There have and will always continue to be genre names that endlessly dove tail into one another. Hard Bop is one of this genre names. Using the model of Parker, Coltrane and Davis – with whom Silver worked briefly – the project of Blakey and Silvers, named the Jazz Messengers, set out to bring the swing back into bop. Of course one might argue that Miles swings as hard as anyone does. That may well be the case, but the grand and surprising changes that he instituted throughout his life time can’t be said to be consistent.
Blakey and Silver worked together for a few years. And as Silver departed, Blakey continued on using the Jazz Messengers moniker until the end of his career. Horace Silver, though, had other works in store.
After parting ways with the Jazz Messengers, Silver’s work continued to evolve. And whereas the Jazz Messengers could be referred to as hard bop, some of Silver’s subsequent dates, while still maintaining a strong correlation to his work with Blakey, served to spur on what would become soul jazz.

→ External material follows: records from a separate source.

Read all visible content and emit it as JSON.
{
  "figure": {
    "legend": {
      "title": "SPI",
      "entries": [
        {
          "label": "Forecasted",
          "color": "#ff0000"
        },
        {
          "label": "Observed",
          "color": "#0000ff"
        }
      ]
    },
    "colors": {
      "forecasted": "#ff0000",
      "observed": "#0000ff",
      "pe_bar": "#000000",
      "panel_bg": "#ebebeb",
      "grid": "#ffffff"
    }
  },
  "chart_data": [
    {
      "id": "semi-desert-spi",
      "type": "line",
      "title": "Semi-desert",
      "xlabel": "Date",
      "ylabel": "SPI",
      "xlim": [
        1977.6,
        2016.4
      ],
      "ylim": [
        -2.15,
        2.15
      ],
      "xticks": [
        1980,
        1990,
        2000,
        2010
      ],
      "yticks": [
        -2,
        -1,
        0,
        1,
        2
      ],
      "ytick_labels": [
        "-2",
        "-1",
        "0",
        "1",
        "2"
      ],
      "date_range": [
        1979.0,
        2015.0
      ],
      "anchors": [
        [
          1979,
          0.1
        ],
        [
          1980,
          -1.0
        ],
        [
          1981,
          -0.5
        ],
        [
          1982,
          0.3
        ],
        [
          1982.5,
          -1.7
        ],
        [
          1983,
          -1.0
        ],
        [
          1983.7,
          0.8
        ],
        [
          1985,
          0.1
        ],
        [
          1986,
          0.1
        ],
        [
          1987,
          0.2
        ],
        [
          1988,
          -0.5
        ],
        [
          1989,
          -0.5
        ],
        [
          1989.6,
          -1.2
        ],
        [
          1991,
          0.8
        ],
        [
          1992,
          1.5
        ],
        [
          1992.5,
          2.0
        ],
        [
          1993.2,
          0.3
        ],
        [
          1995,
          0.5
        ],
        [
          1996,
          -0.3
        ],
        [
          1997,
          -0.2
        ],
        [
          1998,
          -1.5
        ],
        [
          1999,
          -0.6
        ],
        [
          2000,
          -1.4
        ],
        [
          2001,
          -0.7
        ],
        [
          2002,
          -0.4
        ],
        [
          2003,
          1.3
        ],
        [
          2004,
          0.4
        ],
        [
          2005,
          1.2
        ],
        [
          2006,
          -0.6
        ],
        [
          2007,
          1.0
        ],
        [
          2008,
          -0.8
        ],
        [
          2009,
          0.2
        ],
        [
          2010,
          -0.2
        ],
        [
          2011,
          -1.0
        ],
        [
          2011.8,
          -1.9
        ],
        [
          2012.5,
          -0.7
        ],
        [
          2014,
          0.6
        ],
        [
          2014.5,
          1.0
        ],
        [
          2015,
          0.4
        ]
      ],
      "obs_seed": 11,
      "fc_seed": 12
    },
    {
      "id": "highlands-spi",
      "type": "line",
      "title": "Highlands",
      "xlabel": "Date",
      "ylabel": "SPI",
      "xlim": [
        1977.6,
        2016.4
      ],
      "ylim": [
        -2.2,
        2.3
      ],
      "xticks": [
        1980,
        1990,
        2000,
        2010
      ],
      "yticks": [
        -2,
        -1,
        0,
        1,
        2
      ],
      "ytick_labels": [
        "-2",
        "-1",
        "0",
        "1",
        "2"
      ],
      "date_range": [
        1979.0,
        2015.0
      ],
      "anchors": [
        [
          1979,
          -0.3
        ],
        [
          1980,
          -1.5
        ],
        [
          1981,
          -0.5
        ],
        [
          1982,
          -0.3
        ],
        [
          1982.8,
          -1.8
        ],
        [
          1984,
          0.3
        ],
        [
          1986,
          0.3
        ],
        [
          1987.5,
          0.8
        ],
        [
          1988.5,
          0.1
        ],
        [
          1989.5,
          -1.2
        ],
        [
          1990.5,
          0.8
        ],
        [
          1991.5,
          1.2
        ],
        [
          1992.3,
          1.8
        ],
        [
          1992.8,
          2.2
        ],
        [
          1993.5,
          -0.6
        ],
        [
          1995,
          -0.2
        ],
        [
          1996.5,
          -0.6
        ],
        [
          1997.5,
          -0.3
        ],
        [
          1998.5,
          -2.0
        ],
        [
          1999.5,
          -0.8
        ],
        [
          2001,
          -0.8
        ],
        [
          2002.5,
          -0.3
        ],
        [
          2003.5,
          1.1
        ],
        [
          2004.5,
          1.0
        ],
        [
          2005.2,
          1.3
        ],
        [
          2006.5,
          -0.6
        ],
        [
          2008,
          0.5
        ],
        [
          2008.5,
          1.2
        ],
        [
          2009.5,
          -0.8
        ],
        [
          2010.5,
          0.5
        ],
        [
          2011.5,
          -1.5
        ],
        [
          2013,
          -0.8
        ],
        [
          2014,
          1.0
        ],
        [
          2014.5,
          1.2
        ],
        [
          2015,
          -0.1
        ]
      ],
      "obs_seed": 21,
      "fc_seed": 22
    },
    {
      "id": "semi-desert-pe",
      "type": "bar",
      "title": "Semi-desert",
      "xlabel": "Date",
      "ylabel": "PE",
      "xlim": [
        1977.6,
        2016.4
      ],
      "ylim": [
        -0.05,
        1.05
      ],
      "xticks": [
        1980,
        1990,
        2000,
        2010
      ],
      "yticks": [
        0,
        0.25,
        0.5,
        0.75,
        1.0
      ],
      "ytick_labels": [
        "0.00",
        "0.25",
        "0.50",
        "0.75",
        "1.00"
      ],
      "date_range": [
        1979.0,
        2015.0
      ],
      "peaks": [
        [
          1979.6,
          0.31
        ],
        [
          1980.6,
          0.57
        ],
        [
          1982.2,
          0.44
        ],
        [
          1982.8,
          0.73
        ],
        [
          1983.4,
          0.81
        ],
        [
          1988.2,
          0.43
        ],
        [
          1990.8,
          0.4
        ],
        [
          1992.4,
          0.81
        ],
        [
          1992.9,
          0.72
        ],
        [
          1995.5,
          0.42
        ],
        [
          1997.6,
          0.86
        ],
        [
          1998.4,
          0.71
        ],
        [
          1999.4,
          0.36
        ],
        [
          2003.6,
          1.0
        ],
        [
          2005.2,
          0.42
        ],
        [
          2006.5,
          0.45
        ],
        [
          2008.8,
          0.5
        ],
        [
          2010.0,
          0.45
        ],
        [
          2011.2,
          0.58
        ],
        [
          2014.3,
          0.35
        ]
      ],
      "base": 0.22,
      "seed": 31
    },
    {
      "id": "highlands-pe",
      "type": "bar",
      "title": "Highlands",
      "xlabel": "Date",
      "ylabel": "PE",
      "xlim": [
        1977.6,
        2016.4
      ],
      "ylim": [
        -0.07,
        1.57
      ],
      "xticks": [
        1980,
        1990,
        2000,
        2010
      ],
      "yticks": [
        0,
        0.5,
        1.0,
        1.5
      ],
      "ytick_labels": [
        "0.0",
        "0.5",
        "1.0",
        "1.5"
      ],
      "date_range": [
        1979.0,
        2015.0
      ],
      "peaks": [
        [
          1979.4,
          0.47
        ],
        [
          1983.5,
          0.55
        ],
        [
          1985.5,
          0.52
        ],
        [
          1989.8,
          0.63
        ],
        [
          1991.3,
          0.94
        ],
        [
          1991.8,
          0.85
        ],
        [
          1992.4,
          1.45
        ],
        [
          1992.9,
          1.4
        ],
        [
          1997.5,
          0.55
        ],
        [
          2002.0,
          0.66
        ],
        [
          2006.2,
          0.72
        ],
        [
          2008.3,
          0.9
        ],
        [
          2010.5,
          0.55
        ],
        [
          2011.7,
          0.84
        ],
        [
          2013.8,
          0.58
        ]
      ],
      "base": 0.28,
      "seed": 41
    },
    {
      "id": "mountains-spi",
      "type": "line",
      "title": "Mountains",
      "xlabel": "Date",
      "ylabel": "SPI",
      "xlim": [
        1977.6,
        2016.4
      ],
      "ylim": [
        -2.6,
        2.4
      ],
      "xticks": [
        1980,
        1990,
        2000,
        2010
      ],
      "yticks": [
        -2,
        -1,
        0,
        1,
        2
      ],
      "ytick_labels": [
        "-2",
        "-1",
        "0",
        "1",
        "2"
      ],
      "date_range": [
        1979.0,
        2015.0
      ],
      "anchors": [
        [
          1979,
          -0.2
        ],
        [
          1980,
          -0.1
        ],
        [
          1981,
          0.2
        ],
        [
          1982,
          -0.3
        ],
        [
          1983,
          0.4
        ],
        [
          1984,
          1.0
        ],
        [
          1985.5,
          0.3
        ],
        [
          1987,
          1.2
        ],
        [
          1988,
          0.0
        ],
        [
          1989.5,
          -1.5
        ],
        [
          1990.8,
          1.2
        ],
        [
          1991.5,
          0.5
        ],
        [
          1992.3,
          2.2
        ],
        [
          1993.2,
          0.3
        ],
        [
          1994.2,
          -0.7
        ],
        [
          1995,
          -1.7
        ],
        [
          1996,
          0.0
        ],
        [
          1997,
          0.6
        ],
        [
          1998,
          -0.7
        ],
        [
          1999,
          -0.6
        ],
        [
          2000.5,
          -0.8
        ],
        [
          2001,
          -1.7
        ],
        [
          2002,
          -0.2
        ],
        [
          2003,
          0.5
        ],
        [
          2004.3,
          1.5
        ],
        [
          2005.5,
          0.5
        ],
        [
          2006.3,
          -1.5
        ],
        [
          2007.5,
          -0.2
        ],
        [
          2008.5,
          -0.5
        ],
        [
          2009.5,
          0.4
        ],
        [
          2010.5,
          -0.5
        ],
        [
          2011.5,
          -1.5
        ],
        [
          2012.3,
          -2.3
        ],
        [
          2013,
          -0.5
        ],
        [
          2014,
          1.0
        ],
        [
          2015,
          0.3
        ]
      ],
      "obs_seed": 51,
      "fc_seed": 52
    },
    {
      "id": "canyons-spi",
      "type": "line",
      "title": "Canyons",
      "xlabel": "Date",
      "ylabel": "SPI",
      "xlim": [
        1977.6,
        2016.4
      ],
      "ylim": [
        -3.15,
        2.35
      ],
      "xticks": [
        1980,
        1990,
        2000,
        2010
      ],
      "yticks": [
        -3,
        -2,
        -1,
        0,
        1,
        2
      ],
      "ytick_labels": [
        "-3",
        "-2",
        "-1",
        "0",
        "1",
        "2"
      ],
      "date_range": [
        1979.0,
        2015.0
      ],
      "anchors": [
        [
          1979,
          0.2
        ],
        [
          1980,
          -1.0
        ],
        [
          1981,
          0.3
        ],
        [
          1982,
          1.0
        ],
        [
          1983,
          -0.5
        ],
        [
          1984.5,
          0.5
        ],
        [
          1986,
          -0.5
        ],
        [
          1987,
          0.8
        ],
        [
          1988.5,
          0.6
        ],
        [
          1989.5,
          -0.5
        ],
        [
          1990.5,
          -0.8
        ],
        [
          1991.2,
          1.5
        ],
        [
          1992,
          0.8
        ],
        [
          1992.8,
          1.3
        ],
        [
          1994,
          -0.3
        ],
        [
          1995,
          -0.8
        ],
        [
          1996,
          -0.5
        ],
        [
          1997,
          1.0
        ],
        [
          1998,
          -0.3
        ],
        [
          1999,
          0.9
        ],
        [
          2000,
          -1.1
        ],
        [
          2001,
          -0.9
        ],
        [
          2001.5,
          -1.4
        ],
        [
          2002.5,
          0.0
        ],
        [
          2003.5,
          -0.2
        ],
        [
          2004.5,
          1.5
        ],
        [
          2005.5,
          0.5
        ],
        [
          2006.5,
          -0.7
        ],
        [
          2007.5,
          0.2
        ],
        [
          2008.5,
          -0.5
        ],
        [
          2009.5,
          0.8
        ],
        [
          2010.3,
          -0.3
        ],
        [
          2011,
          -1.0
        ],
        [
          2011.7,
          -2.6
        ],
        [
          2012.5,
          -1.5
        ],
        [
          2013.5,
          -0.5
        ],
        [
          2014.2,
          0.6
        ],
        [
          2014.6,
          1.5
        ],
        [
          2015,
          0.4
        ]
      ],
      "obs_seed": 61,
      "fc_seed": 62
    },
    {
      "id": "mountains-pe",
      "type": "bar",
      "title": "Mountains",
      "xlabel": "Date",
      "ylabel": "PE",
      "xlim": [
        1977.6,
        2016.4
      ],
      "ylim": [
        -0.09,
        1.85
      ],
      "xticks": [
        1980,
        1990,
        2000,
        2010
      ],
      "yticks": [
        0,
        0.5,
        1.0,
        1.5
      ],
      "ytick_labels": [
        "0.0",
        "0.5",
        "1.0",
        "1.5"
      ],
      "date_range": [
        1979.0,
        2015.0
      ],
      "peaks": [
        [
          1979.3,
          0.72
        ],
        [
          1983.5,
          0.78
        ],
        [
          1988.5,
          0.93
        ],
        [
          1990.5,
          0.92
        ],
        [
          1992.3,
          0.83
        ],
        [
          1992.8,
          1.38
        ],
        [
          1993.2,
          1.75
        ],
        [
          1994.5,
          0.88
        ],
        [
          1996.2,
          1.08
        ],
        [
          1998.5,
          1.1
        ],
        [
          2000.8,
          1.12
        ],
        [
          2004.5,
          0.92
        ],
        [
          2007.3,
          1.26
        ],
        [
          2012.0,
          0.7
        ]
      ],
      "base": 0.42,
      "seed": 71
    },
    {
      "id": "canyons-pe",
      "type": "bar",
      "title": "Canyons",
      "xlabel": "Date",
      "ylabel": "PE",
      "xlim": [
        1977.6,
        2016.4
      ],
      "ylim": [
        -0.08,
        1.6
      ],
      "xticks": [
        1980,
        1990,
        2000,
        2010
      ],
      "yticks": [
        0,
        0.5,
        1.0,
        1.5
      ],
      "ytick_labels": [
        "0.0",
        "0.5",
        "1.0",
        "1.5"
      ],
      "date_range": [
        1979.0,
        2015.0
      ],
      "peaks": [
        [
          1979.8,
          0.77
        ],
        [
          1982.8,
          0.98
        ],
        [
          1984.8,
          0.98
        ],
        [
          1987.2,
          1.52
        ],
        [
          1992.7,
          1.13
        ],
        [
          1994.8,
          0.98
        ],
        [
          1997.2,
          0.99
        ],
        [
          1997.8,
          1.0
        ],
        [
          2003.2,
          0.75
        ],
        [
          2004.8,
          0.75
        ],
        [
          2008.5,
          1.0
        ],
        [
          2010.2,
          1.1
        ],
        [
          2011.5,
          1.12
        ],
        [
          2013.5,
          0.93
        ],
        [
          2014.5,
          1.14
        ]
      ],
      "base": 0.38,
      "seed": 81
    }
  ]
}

The incorporation of antiquated, but uniquely African American influences kept Silver swinging. And to his credit, the basic tenets of soul jazz are still in place today. But one of the most exemplary recordings of this style was turned in by a figure who a good deal of the jazz cognoscenti don’t consider indispensible. The 1965 recording of The In Crowd marked a commercial high point for the medium, but also gave the genre an anthem that could be appreciated by not only jazzbos, but more passive jazz fans.
Working in a trio setting, Ramsey Lewis, Redd Holt and Eldee Young set up a three evening run at Washington D.C.’s Bohemian Cavern’s. Being culled from these dates, The In Crowd’s most rewarding moment is the title track. Within this seemingly simple blues construction no one is really featured. Obviously, the keys of Lewis are out front, but his solos are pretty basic and always anchored by his light chording. The crowd and its audible response to the song, though, work to show an enthusiasm that many strains of more cerebral jazz couldn’t elicit from the general public. And regardless of what one may thing of Lewis’ career as a whole, this one moment had a drastic effect on not only the sub-genre of soul jazz, but on jazz in its entirety.